What Google’s chief executive, Eric Schmidt, has to fear more than anything else is that he’ll awake one day to learn that the Google search engine suddenly doesn’t work on any Windows computers: something happened overnight and what worked yesterday doesn’t work today. It would have to be an act of deliberate sabotage on Microsoft’s part and blatantly illegal, but that doesn’t mean it couldn’t happen. Microsoft would claim ignorance and innocence and take days, weeks or months to reverse the effect, during which time Google would have lost billions.
So Google Chrome and Chrome OS and Android are all intended to keep Microsoft on the defensive and less likely to push its own Big Red Button.
This makes even more sense given the recent advent of Microsoft’s Bing search technology, which performs precisely the same competitive control function against Google. Bing hasn’t a hope of toppling Google as the premier search engine and Microsoft knows it. To date, Bing’s success has actually been at the expense of Google’s competitors, not Google itself.
But thanks to Microsoft’s deep pockets and fierce screwball reputation, Bing has already accomplished its main purpose: reminding Google executives who they’re messing with.
It’s not as if these companies are gearing up to produce automobiles. The engineering teams for any of these products are, at most, 20 to 30 people — immaterial for Microsoft, which has 90,000 or so employees, and Google, which has 20,000. Nor are all of Google’s products even guaranteed to ship, being as they are in that semi-solid technical state called beta test and subject to cancellation on a whim.
Yes, Google would love to get a toehold in the netbook and smart-phone markets, especially at Microsoft’s expense. The Chrome OS and Android are both ideal for pushing Google’s net-centric view of computing. But the company worries far more about protecting its current cash cow — search — and says as much when it is unwilling to claim that Android and the Chrome OS will be better for Web-based applications than the platforms they are intended to supplant, which is nominally Windows. (snip)

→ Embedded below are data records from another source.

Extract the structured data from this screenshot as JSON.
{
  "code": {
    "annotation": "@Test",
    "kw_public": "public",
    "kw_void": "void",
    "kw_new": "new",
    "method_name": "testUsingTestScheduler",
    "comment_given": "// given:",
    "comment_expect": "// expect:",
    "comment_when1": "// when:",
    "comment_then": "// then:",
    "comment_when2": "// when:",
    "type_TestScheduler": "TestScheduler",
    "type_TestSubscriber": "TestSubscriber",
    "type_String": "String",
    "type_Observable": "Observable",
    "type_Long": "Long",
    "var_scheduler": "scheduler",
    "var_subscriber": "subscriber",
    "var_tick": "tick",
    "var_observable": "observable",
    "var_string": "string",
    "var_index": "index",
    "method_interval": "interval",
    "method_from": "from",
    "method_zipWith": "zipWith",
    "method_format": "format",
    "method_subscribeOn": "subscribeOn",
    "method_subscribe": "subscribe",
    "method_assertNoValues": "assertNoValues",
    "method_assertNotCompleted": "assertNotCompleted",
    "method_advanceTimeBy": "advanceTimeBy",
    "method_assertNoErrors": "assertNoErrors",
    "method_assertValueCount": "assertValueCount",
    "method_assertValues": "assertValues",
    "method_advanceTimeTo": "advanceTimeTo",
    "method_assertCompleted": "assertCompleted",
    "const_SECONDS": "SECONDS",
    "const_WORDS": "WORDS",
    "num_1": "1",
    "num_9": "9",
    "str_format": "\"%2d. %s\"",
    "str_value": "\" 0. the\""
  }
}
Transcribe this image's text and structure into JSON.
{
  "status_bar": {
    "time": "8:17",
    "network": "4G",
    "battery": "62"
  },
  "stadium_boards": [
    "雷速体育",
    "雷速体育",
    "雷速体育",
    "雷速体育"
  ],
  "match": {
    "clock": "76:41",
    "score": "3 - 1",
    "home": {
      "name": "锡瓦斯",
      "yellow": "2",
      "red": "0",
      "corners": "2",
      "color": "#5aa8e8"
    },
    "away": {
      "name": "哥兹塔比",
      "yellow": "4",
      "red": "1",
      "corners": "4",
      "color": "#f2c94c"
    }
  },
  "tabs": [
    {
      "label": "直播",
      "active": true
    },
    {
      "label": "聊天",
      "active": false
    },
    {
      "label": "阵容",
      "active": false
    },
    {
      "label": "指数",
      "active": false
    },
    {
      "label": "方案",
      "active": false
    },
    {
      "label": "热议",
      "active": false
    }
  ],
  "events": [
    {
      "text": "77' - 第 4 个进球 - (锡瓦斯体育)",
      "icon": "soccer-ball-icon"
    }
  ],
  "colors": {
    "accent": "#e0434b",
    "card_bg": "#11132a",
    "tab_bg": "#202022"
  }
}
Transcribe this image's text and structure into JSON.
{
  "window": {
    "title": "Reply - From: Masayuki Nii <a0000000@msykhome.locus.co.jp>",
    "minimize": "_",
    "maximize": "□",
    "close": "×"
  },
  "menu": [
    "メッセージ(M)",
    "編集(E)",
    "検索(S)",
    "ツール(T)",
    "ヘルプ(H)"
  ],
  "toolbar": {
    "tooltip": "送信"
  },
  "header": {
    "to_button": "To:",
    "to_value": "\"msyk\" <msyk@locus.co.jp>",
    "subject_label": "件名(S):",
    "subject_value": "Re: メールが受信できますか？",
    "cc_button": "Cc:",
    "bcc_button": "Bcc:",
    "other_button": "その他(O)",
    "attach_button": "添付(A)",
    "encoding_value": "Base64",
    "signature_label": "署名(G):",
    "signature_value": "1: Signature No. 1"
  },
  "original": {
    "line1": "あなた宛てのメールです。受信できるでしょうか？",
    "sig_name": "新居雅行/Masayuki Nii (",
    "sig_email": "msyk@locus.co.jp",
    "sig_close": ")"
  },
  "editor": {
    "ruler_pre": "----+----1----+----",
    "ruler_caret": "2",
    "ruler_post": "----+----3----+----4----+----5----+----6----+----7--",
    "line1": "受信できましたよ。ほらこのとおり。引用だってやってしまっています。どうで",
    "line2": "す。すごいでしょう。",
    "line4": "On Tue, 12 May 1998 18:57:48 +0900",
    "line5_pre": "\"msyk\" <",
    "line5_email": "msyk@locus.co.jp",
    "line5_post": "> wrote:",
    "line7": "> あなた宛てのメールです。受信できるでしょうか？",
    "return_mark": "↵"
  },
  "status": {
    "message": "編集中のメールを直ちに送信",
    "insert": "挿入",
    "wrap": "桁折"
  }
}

Some company with a new idea and no legacy products to defend will eventually arise to clean Microsoft’s clock. Or maybe Microsoft’s market will simply disappear as PC’s are subsumed into cars and mobile phones, possibly leaving Windows behind in the process. Whatever happens, it won’t be Google’s doing because Google is too busy defending its own turf to seriously encroach on Microsoft’s.
And don’t forget Apple, which with the iPod and iPhone has shown an ability to revolutionize markets other companies saw as mature. Microsoft and Google have yet to do something like that.
I wish they would. I wish these companies had more guts, that either would make a true bet-the-company investment in changing the world, but they won’t. Google engineers are allowed to spend 20 percent of their time on new ideas — yet of those thousands of ideas, the company can really invest in only a dozen per year, leading to dissatisfaction and defections as the best nerds leave to pursue their dreams.
Maybe they’ll leave for the startup that finally topples Microsoft ... or Google. But until then these companies will posture, spend a little money on research and development, and keep each other in check, while reporters and publications pretend that it matters.